— Эй, тетери! Отпирай! — загремел Семейка кулаком в ворота крепости, не слезая с лошади.
На стук и крики никто долго не выходил. Он успел отбить о ворота кулаки, с тоской оглядываясь в ту сторону, откуда приехал. Голова приближающегося отряда уже хорошо была видна отсюда. Если ему не удастся проникнуть в крепость до подхода казаков, не миновать ему сорокоумовской плетки.
Наконец высокий лохматый казак с русой свалявшейся бородой, в драном красном кафтане, бессмысленно улыбаясь, распахнул ворота.
— Чего орешь, дура? — лениво прогудел он, уставя на Семейку заспанные глаза. Потом сонную одурь с него словно рукой сняло. В серых глазах его отразилось удивление. — Вот те на! А человек-то не наш! Откель ты тaкой тут выскочил?
— Ниоткель я не выскочил, чучело ты немытое! — рассердился Семейка. — Глянь туда! Видишь, сколько народу прет? То казаки идут вам на смену. А начальником у нас Сорокоумов. Заместо вашего Поротова теперь будет. Он у нас мужик такой — не глядючи, сорок умов в заднюю часть плеткой вгоняет таким, как ты, чурбанам неотесанным.
— Батюшки светы! Владычица троеручица! — дурашливым испугом закрестился казак, глядя на Семейку смеющимися глазами. — Ты уж, ежели что, заступись за меня, добрый человек.
— А чего ж, может, и впрямь придется за тебя заступиться, — смущенно пообещал Семейка. — Я за толмача при Сорокоумове. Как тебя звать-величать-то?
— Мята я. Со всех сторон мятый. Мят левый бок, мят правый бок, а только на мне все, как на кошке, вмиг заживает.
— А чего это, Мята, у вас в крепости такой шум и гам? Уж не гульба ли идет?
— Гульба и есть, — подтвердил Мята, скребя пятерней за пазухой и переступая босыми ногами. — Браги наварили вволю, закуски в реке плавает сколько хошь.
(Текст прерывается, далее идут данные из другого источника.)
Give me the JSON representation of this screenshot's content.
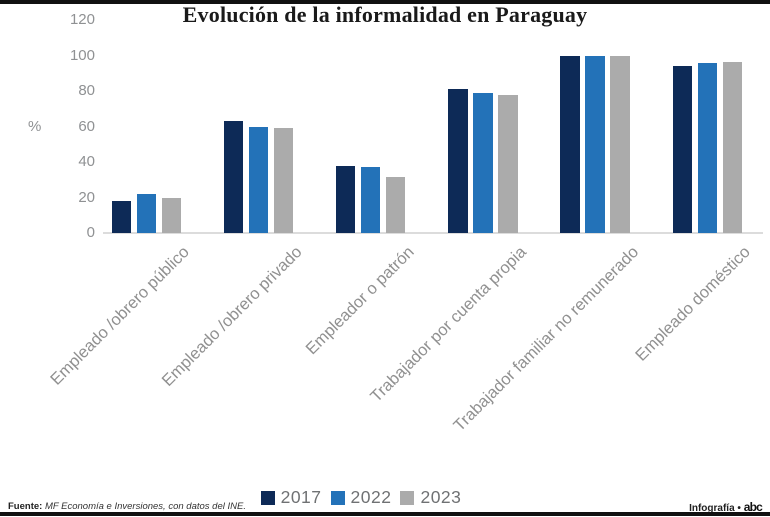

Чего ж и не погулять, коль праздник настал христианский.
— Что-то я не соображу, какой сейчас праздник может быть.
— То есть как это какой праздник? Успенье мы празднуем.
— Чего-чего?.. Успенье-о-о? — разинул рот Семейка, онемев от удивления. — У вас тут мозги у всех повыскочили, что ли? Успенье ж еще две недели назад было!
— Знамо, что две недели назад, — сокрушенно согласился Мята. — А только мы еще с преображенья начали и до самого успенья докатились. А уж с успенья в такой гульбе разогнались, что никакой мочи нет остановиться…
При этих словах такая лукавая покорность судьбе отразилась на лице Мяты, что Семейка едва не свалился с лошади от смеха.
— Всыплет, поди, всем вам Сорокоумов наш батогов за гульбу такую. Вы же целый месяц прогуляли. Наверное, и съестные припасы все поели. А у нас в отряде уже голодуха… Ну и дела-а-а!..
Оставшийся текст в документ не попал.